The patient is crying dramatically, “I’m sorry! I’m sorry! Don’t hurt me! Don’t hurt me!”

“Ma’am,” I begin softly. “Miss? Can you tell me what happened?” It is always most polite to address transgender patients in their preferred gender. Clearly this man has gone through a lot of trouble to be appreciated as a woman. It is an easy way for me to convey to him that I get it, I respect his mission.

“Don’t hurt me! Please, don’t hurt me!”

“I’m not going to hurt you. No one here is going to hurt you. We just want you to calm down so we can help you. Can you answer some questions for us?”

“I’m sorry! I’m sorry!”

“Do you know where you are? Can you tell me your name?”

“I’m sorry! Don’t hurt me! I’m sorry!”

Is she psychotic? The cop’s story sounds like she could have been. Or, it could have been more drama than insanity. The way she’s acting now, she seems like she’s stuck inside some sort of dramatic episode, just crying and crying. Maybe something that’s happening now is resonating with a past traumatic event? She’s not obviously hallucinating or paranoid, but she is unable to focus on anything but her misery and so can’t attend to any other stimuli. In that way, you could say that she is broken from reality, and in effect psychotic.

Nancy is the head nurse on with me tonight. She stands before me with her hands on her wide hips, all business. “What you wanna do with this one, Julie?”

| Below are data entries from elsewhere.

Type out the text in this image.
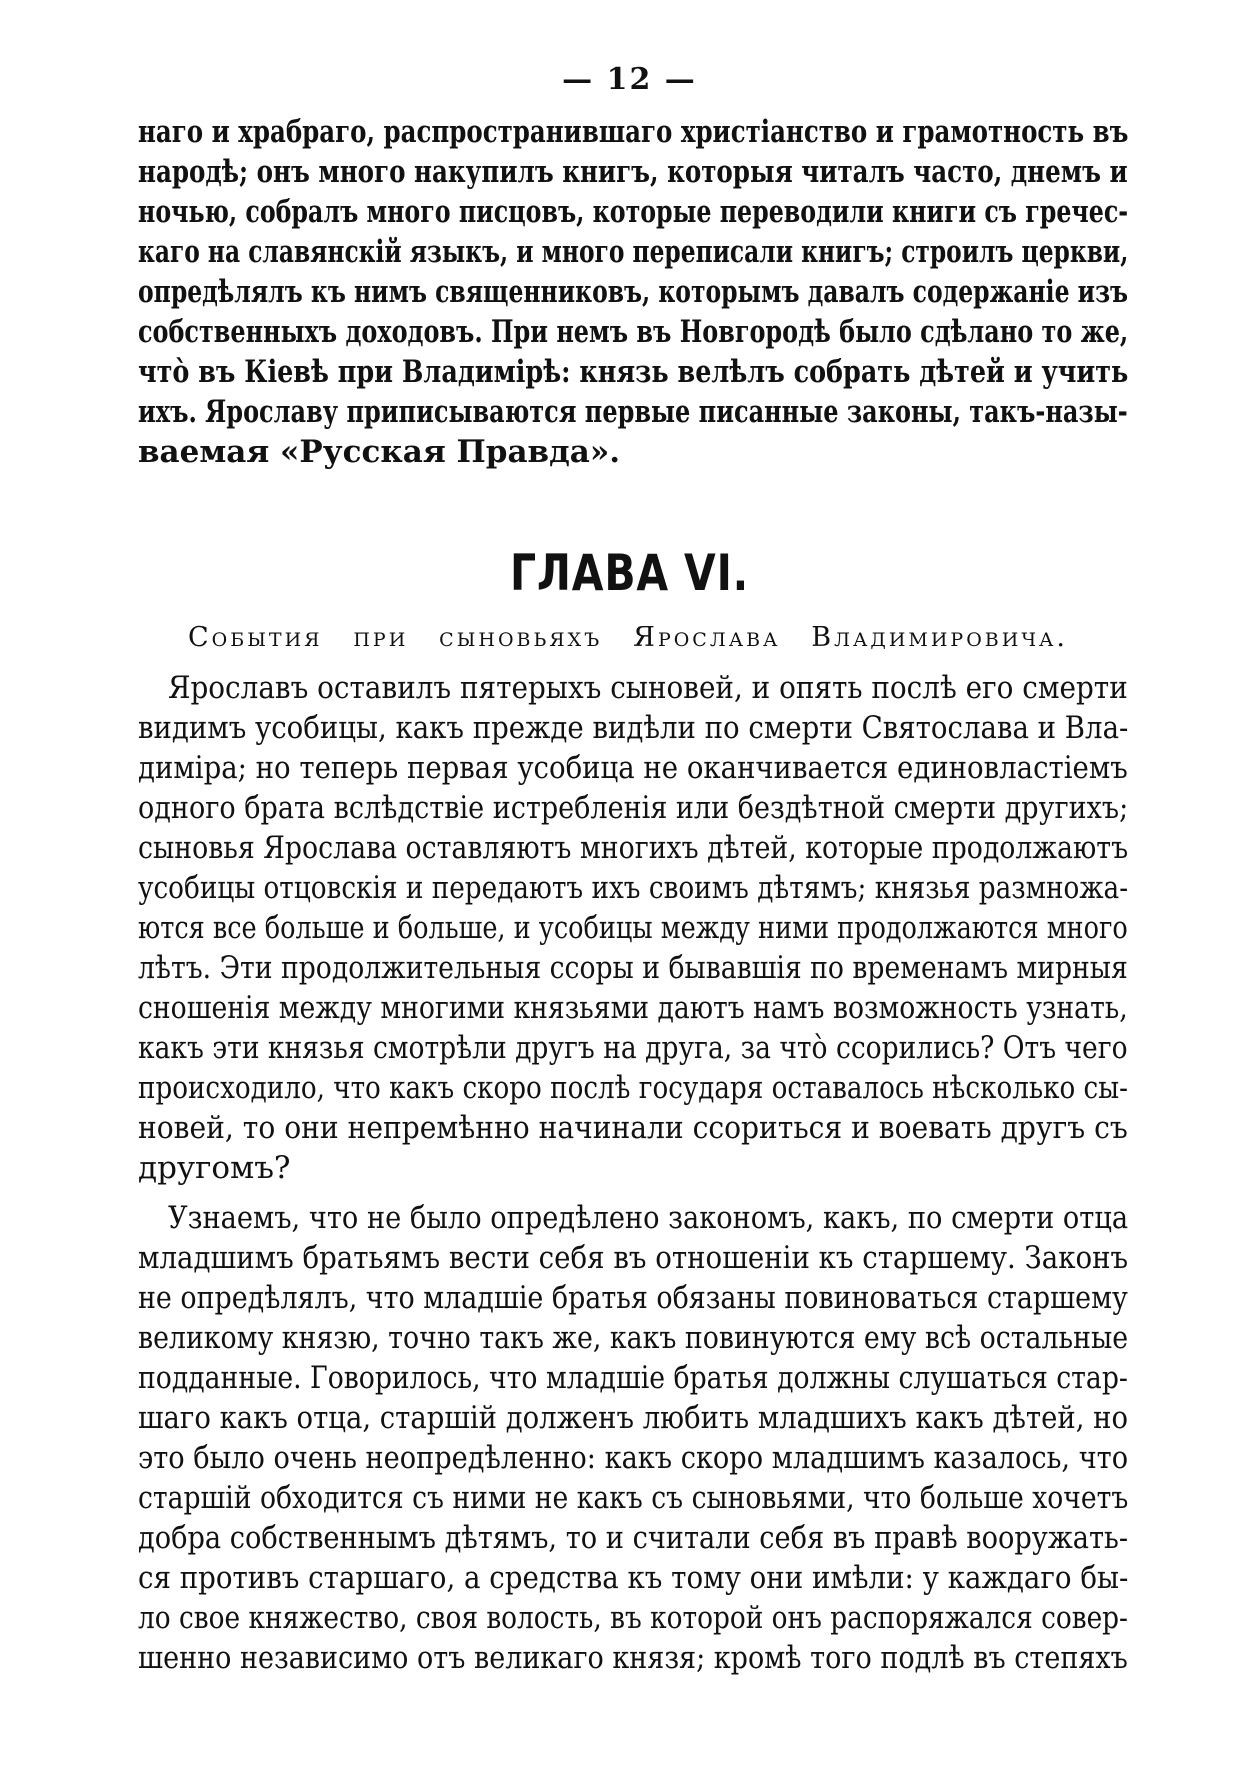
— 12 —
наго и храбраго, распространившаго христіанство и грамотность въ
народѣ; онъ много накупилъ книгъ, которыя читалъ часто, днемъ и
ночью, собралъ много писцовъ, которые переводили книги съ гречес-
каго на славянскій языкъ, и много переписали книгъ; строилъ церкви,
опредѣлялъ къ нимъ священниковъ, которымъ давалъ содержаніе изъ
собственныхъ доходовъ. При немъ въ Новгородѣ было сдѣлано то же,
что̀ въ Кіевѣ при Владимірѣ: князь велѣлъ собрать дѣтей и учить
ихъ. Ярославу приписываются первые писанные законы, такъ-назы-
ваемая «Русская Правда».
ГЛАВА VI.
События при сыновьяхъ Ярослава Владимировича.
Ярославъ оставилъ пятерыхъ сыновей, и опять послѣ его смерти
видимъ усобицы, какъ прежде видѣли по смерти Святослава и Вла-
диміра; но теперь первая усобица не оканчивается единовластіемъ
одного брата вслѣдствіе истребленія или бездѣтной смерти другихъ;
сыновья Ярослава оставляютъ многихъ дѣтей, которые продолжаютъ
усобицы отцовскія и передаютъ ихъ своимъ дѣтямъ; князья размножа-
ются все больше и больше, и усобицы между ними продолжаются много
лѣтъ. Эти продолжительныя ссоры и бывавшія по временамъ мирныя
сношенія между многими князьями даютъ намъ возможность узнать,
какъ эти князья смотрѣли другъ на друга, за что̀ ссорились? Отъ чего
происходило, что какъ скоро послѣ государя оставалось нѣсколько сы-
новей, то они непремѣнно начинали ссориться и воевать другъ съ
другомъ?
Узнаемъ, что не было опредѣлено закономъ, какъ, по смерти отца
младшимъ братьямъ вести себя въ отношеніи къ старшему. Законъ
не опредѣлялъ, что младшіе братья обязаны повиноваться старшему
великому князю, точно такъ же, какъ повинуются ему всѣ остальные
подданные. Говорилось, что младшіе братья должны слушаться стар-
шаго какъ отца, старшій долженъ любить младшихъ какъ дѣтей, но
это было очень неопредѣленно: какъ скоро младшимъ казалось, что
старшій обходится съ ними не какъ съ сыновьями, что больше хочетъ
добра собственнымъ дѣтямъ, то и считали себя въ правѣ вооружать-
ся противъ старшаго, а средства къ тому они имѣли: у каждаго бы-
ло свое княжество, своя волость, въ которой онъ распоряжался совер-
шенно независимо отъ великаго князя; кромѣ того подлѣ въ степяхъ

“Can we give her Ativan four IM?” I ask, undecided. I’m open to suggestions, as usual, which is why I don’t state it as a command. Nancy takes my request as if it is an order, stated more definitively, which is
how we prefer to play it most nights. If she has a problem with my medication order, she won’t shy away from letting me know, though it probably won’t be spoken. Usually, we do a lot of talking in CPEP with our eyebrows, not our mouths.

The patient lets Nancy give her the injection, amazingly. “Good thing she didn’t fight it, cause that is one humongous she-male!” I exclaim, relieved, when we are on the other side of the glass.